“Substandard mobile coverage is unacceptable in a world driven by cloud computing and agile working,” says Colin Abrey of Nextivity
Not so very long-ago flexible office space and coworking facilities were regarded by many as unprofitable and unsustainable due to their lavish setups and thrown-in perks to give them a compelling appeal. However, with countries the world over taking steps to kick start their respective economies, the shared workspace landscape is very much “in Vogue” as conventional real estate and business leasing arrangements have had to overhaul their propositions in light of Covid-19.
12 months ago, business districts across the country emptied almost overnight as their workforces were ushered out of their offices and into their front rooms/kitchens/ bedrooms/garden sheds to maintain “business as usual”. However, by virtue of an applaudable NHS and a vaccination program second to none, many of them are looking forward to returning to the office, for some of the time at least, because the notion of homeworking is not quite as appealing as it once was.
That said, commercial leasing expectations post pandemic are proving to be very different to what the managed office industry is familiar with. Many organizations are nervous about committing to long-term leases and/or investing in office infrastructure for fear of further disruption. Moreover, tenants are demanding flexible contracts along with pleasing working environments that are Covid-safe, fully equipped technically, and comprise an abundance of public amenities/breakout areas. Flexible office business models tick all these boxes. Limited upfront expenditure is needed because the necessary IT, office furniture and broadband connectivity are all part of the deal, making them highly appealing.
As well as redefining commercial leasing arrangements, Covid-19 has also reinforced our dependency on cloud computing and agile working through reliable remote access, both of which are regarded as a given in the shared office concept. However, far more fundamental, and also taken for granted, is reliable 4G coverage, yet many mixed-use buildings are failing on that score. Businesses are increasingly pushing mobile-only strategies and landlines are fast becoming obsolete in the workplace. PwC, for example, removed all landlines from their offices back in 2018 and many other organizations have since followed suit, with smartphones providing a single point of contact for all business and leisure conversations. Smart infrastructure has also gained foothold, with, smart lighting, face recognition access control etc. now the norm in all modern offices.
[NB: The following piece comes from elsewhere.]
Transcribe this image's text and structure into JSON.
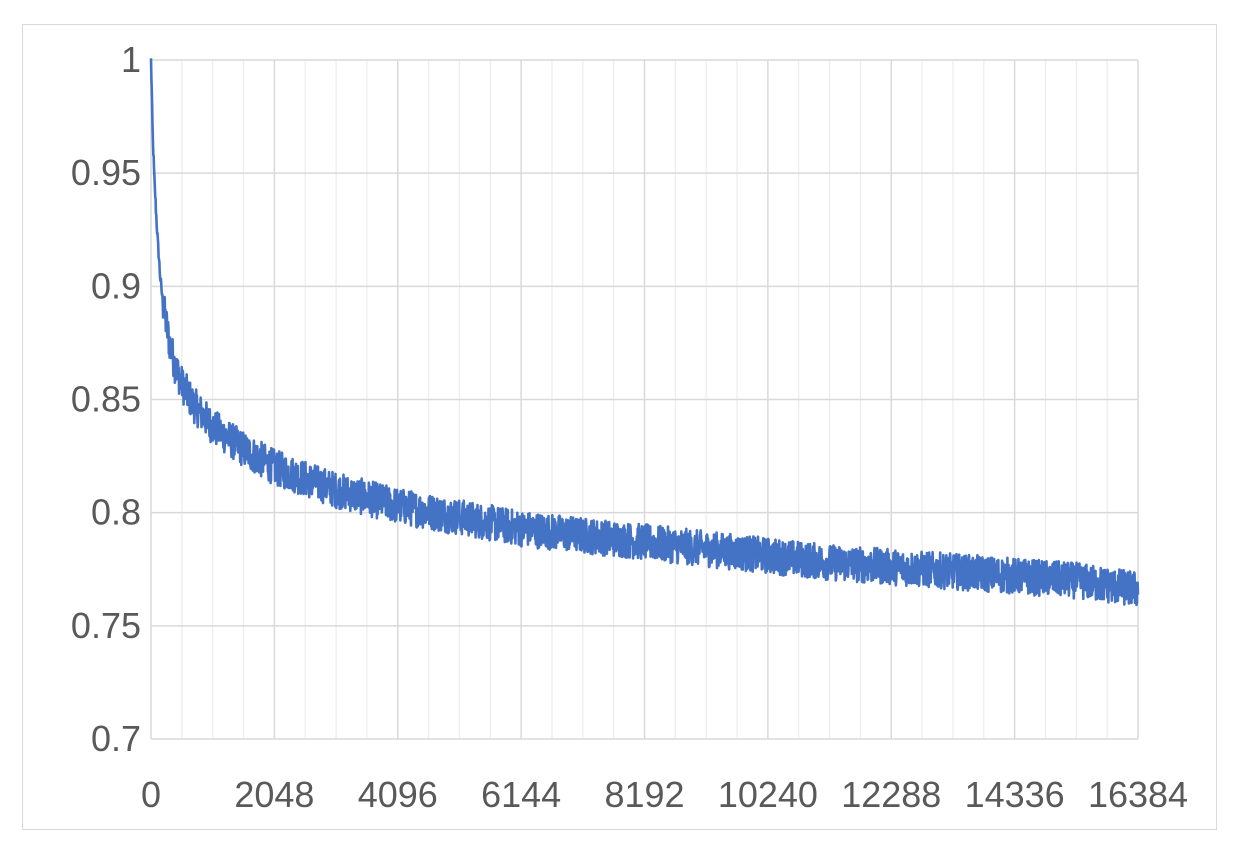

Mobile phone signals, however, are by default weaker inside any building, even if there is a mobile phone tower close by. By how much will depend on a number of reasons including location, building design/type, topography, the MNO provider and population density. Mixed-use buildings typically leased out as flexible office space are particularly susceptible to poor mobile coverage because their glass and metal facades tend to block mobile phone signals, particularly as you go to higher frequency as often used for 4G and 5G. Not only does a workspace with poor/zero coverage cause great inconvenience to tenants, from a commercial perspective, office facilities with substandard mobile coverage will yield much lower rental values than those that good service connectivity. Although facilities managers are not expected to be telecoms experts, they do need to recognize the commercial implications of unreliable mobile coverage and steps they can take to overcome this.
Delivering a strong mobile signal indoors using mobile repeater-style systems had always been challenging because of regulatory constraints, equipment costs and the need for MNO involvement, which resulted in lengthy deployment times. Indeed, many larger building owners/managers had been forced to consider contraband systems to overcome the problem, which put them at loggerheads with both the operators and the regulators.
Pure Offices, a key player in the UK serviced office market, is one such company that struggled with poor mobile coverage, so much so, they were receiving complaints from tenants on a daily basis. The company took decisive action to find and install a robust, reliable and legal in-building coverage system to overcome these concerns and deliver a better customer experience.
“One of our key serviced offices in Nottingham is in a mobile network blackspot, affecting the whole building and with all 4 of the main UK mobile networks providing little to no coverage internally,” explained Stephen Day, a director of the company. “As a result, our customers had been complaining daily of poor connectivity and difficulty conducting their business. We tried several solutions, such as Wi-Fi calling and network provided booster boxes, but results were intermittent and unreliable. We needed a robust, corporate solution that required minimum attention from us as landlords and provided our customers with full mobile network coverage across all 4 networks. That’s when we approached Frequency Telecom regarding the CEL-FI solution.
The pandemic has forced companies operating in the flexible office space to rethink their business strategies in line with market expectations for agile working, and central to this is seamless mobile connectivity. Offering reliable mobile connectivity allows serviced office and commercial real estate providers alike to incorporate lucrative mobile-driven value-added services into their leasing arrangements, not only for commercial cellular but also for smart infrastructure and public safety communications. Fulfilling this is neither difficult nor expensive.